ROANOKE TIMES

                         Roanoke Times
                 Copyright (c) 1995, Landmark Communications, Inc.

DATE: WEDNESDAY, April 18, 1990                   TAG: 9004180433
SECTION: VIRGINIA                    PAGE: B3   EDITION: NEW RIVER VALLEY 
SOURCE: MADELYN ROSENBERG NEW RIVER VALLEY BUREAU
DATELINE: PULASKI                                LENGTH: Medium


PULASKI MALL GETS NEW DEVELOPER/ NEIGHBORS CONTINUE REZONING FIGHT

About 60 residents - most of them senior citizens - packed Town Council chambers Tuesday night to get an update on the status of a shopping center they've been fighting for the past few years.

Council members passed a rezoning request in June for the shopping center, which is to be located on Memorial Drive. They had heard rezoning requests from other developers on and off over the past three years, but had denied the proposals.

In June, council voted 5 to 3 to grant the request for Steve Vermillion, a developer from Charlotte, N.C.

But construction never began.

In a report to council and neighborhood residents Tuesday night, Town Manager Don Holycross said the site recently has been taken over by a new developer, Wyatt Development Co. Inc. of Aiken, S.C.

Jim Price, a spokesman for the company, said his shopping center will be similar to the one proposed by Vermillion.

Vermillion's center was projected to generate $20 million in revenue and provide about 250 full-time jobs.

Price did not have estimates on revenues or jobs available Tuesday night.

He said Wal-Mart and Food Lion will serve as anchor stores for the strip center, and that he hopes to begin "moving dirt" in the next month.

Wyatt Development Co. has built 42 shopping centers in the Southeast, Price said, and hopes to develop more property in Virginia.

"We're excited to be here in Pulaski and we hope Pulaski is excited, too," he said.

But the group that turned out at Tuesday's meeting is not excited about the center.

"This is Pulaski's longest running poker game," said J.B. Warner, who lives on Oakhurst Avenue. "It seems the game is continuing with new players."

Warner and others from the neighborhood claim the shopping center will destroy their residential area.

The neighbors sued the town a year ago, saying that council considered zoning requests that were too similar in nature within several months of each other. An ordinance requires a that a town wait a year before hearing "substantially similar requests."
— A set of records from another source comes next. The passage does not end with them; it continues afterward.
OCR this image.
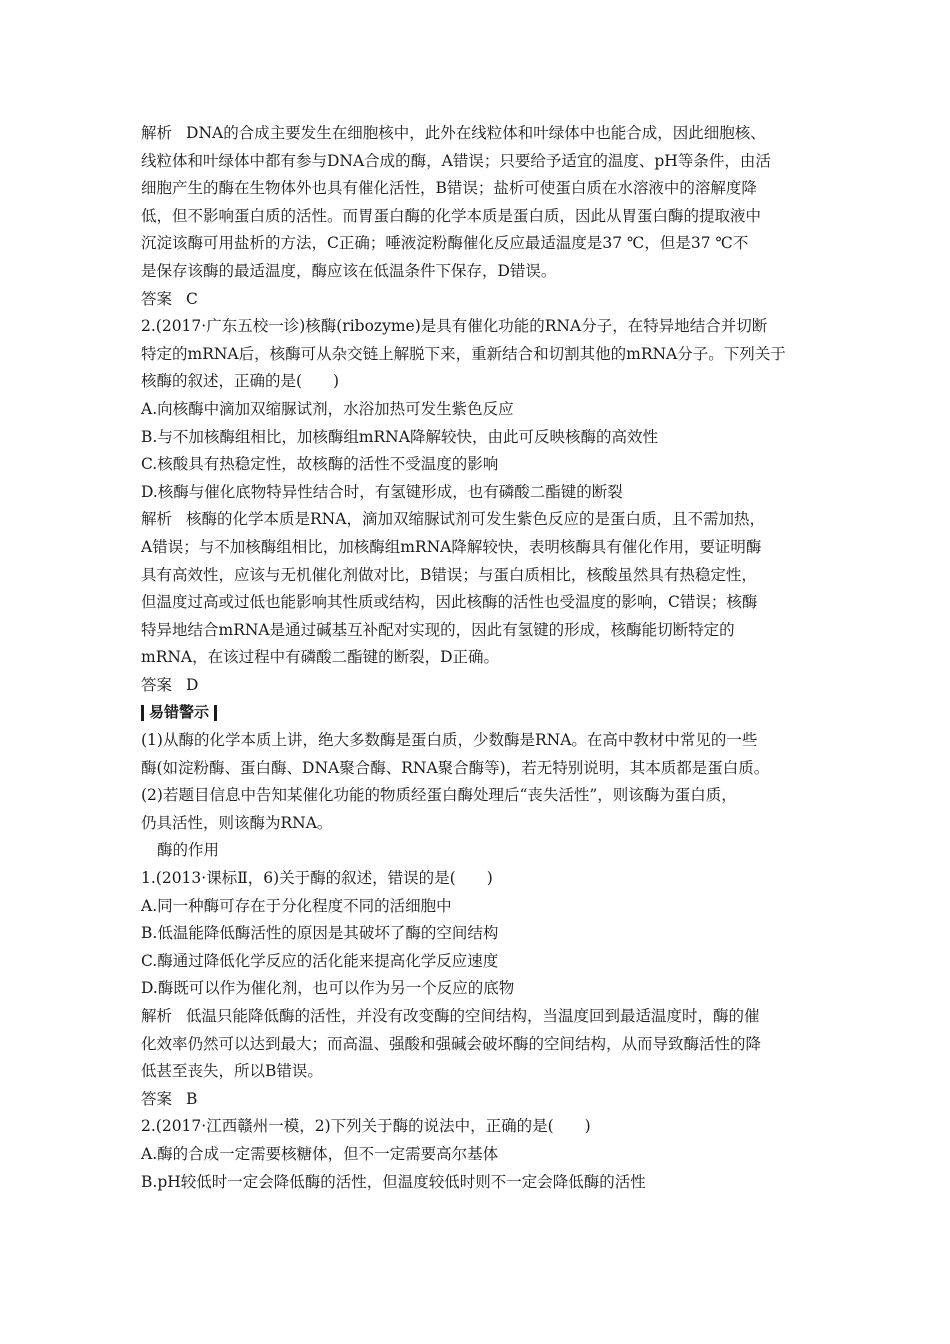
解析 DNA的合成主要发生在细胞核中，此外在线粒体和叶绿体中也能合成，因此细胞核、
线粒体和叶绿体中都有参与DNA合成的酶，A错误；只要给予适宜的温度、pH等条件，由活
细胞产生的酶在生物体外也具有催化活性，B错误；盐析可使蛋白质在水溶液中的溶解度降
低，但不影响蛋白质的活性。而胃蛋白酶的化学本质是蛋白质，因此从胃蛋白酶的提取液中
沉淀该酶可用盐析的方法，C正确；唾液淀粉酶催化反应最适温度是37 ℃，但是37 ℃不
是保存该酶的最适温度，酶应该在低温条件下保存，D错误。
答案 C
2.(2017·广东五校一诊)核酶(ribozyme)是具有催化功能的RNA分子，在特异地结合并切断
特定的mRNA后，核酶可从杂交链上解脱下来，重新结合和切割其他的mRNA分子。下列关于
核酶的叙述，正确的是(　　)
A.向核酶中滴加双缩脲试剂，水浴加热可发生紫色反应
B.与不加核酶组相比，加核酶组mRNA降解较快，由此可反映核酶的高效性
C.核酸具有热稳定性，故核酶的活性不受温度的影响
D.核酶与催化底物特异性结合时，有氢键形成，也有磷酸二酯键的断裂
解析 核酶的化学本质是RNA，滴加双缩脲试剂可发生紫色反应的是蛋白质，且不需加热，
A错误；与不加核酶组相比，加核酶组mRNA降解较快，表明核酶具有催化作用，要证明酶
具有高效性，应该与无机催化剂做对比，B错误；与蛋白质相比，核酸虽然具有热稳定性，
但温度过高或过低也能影响其性质或结构，因此核酶的活性也受温度的影响，C错误；核酶
特异地结合mRNA是通过碱基互补配对实现的，因此有氢键的形成，核酶能切断特定的
mRNA，在该过程中有磷酸二酯键的断裂，D正确。
答案 D
易错警示
(1)从酶的化学本质上讲，绝大多数酶是蛋白质，少数酶是RNA。在高中教材中常见的一些
酶(如淀粉酶、蛋白酶、DNA聚合酶、RNA聚合酶等)，若无特别说明，其本质都是蛋白质。
(2)若题目信息中告知某催化功能的物质经蛋白酶处理后“丧失活性”，则该酶为蛋白质，
仍具活性，则该酶为RNA。
酶的作用
1.(2013·课标Ⅱ，6)关于酶的叙述，错误的是(　　)
A.同一种酶可存在于分化程度不同的活细胞中
B.低温能降低酶活性的原因是其破坏了酶的空间结构
C.酶通过降低化学反应的活化能来提高化学反应速度
D.酶既可以作为催化剂，也可以作为另一个反应的底物
解析 低温只能降低酶的活性，并没有改变酶的空间结构，当温度回到最适温度时，酶的催
化效率仍然可以达到最大；而高温、强酸和强碱会破坏酶的空间结构，从而导致酶活性的降
低甚至丧失，所以B错误。
答案 B
2.(2017·江西赣州一模，2)下列关于酶的说法中，正确的是(　　)
A.酶的合成一定需要核糖体，但不一定需要高尔基体
B.pH较低时一定会降低酶的活性，但温度较低时则不一定会降低酶的活性
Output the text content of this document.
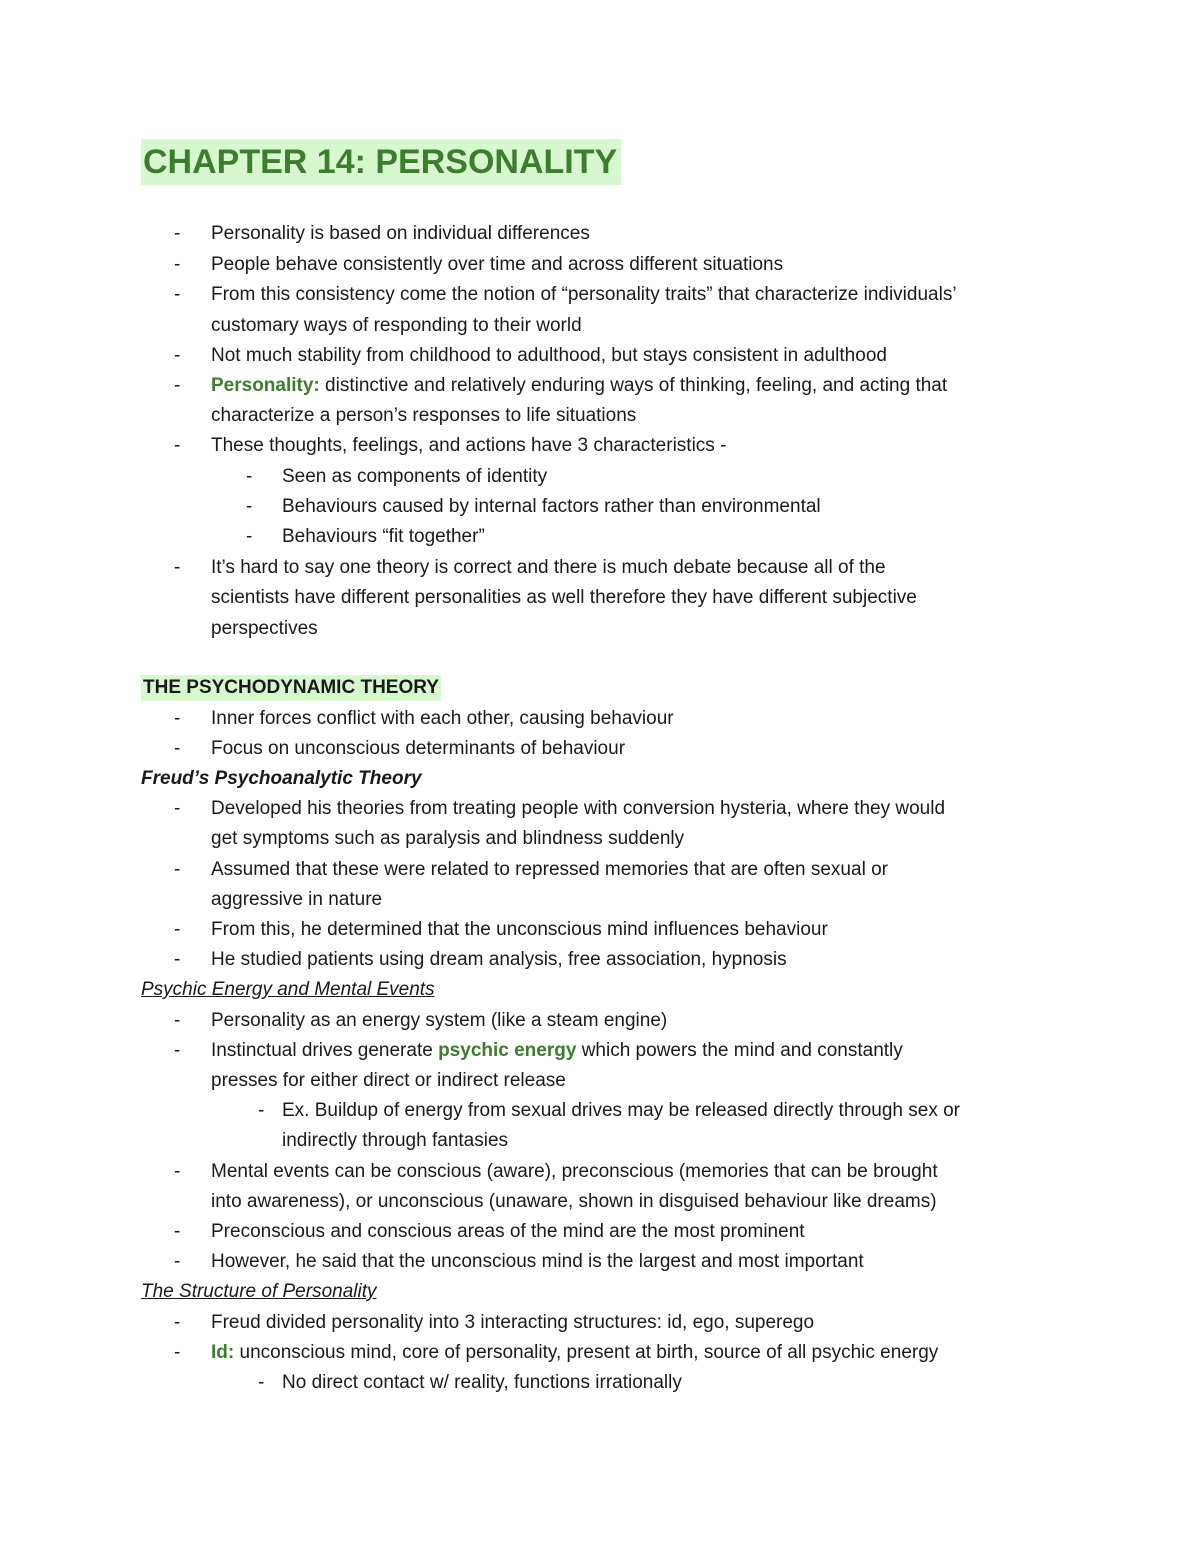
CHAPTER 14: PERSONALITY
- Personality is based on individual differences
- People behave consistently over time and across different situations
- From this consistency come the notion of “personality traits” that characterize individuals’
customary ways of responding to their world
- Not much stability from childhood to adulthood, but stays consistent in adulthood
- Personality: distinctive and relatively enduring ways of thinking, feeling, and acting that
characterize a person’s responses to life situations
- These thoughts, feelings, and actions have 3 characteristics -
- Seen as components of identity
- Behaviours caused by internal factors rather than environmental
- Behaviours “fit together”
- It’s hard to say one theory is correct and there is much debate because all of the
scientists have different personalities as well therefore they have different subjective
perspectives
THE PSYCHODYNAMIC THEORY
- Inner forces conflict with each other, causing behaviour
- Focus on unconscious determinants of behaviour
Freud’s Psychoanalytic Theory
- Developed his theories from treating people with conversion hysteria, where they would
get symptoms such as paralysis and blindness suddenly
- Assumed that these were related to repressed memories that are often sexual or
aggressive in nature
- From this, he determined that the unconscious mind influences behaviour
- He studied patients using dream analysis, free association, hypnosis
Psychic Energy and Mental Events
- Personality as an energy system (like a steam engine)
- Instinctual drives generate psychic energy which powers the mind and constantly
presses for either direct or indirect release
- Ex. Buildup of energy from sexual drives may be released directly through sex or
indirectly through fantasies
- Mental events can be conscious (aware), preconscious (memories that can be brought
into awareness), or unconscious (unaware, shown in disguised behaviour like dreams)
- Preconscious and conscious areas of the mind are the most prominent
- However, he said that the unconscious mind is the largest and most important
The Structure of Personality
- Freud divided personality into 3 interacting structures: id, ego, superego
- Id: unconscious mind, core of personality, present at birth, source of all psychic energy
- No direct contact w/ reality, functions irrationally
The injunction was denied when a judge ruled that the proposals being considered for the centers on Memorial Drive had several differences.

According to the ordinance that provided for the conditional rezoning, the developer has until June 27 to get a building permit for the center or the property could revert to residential.

Town Attorney Frank Terwilliger said the developer could request an extension of 90 days, but so far, a request has not been filed.

If the developer does not proceed by June 27, however, he could request another rezoning hearing and the process could start all over again, Terwilliger said.

"And the poker game goes on," Warner added.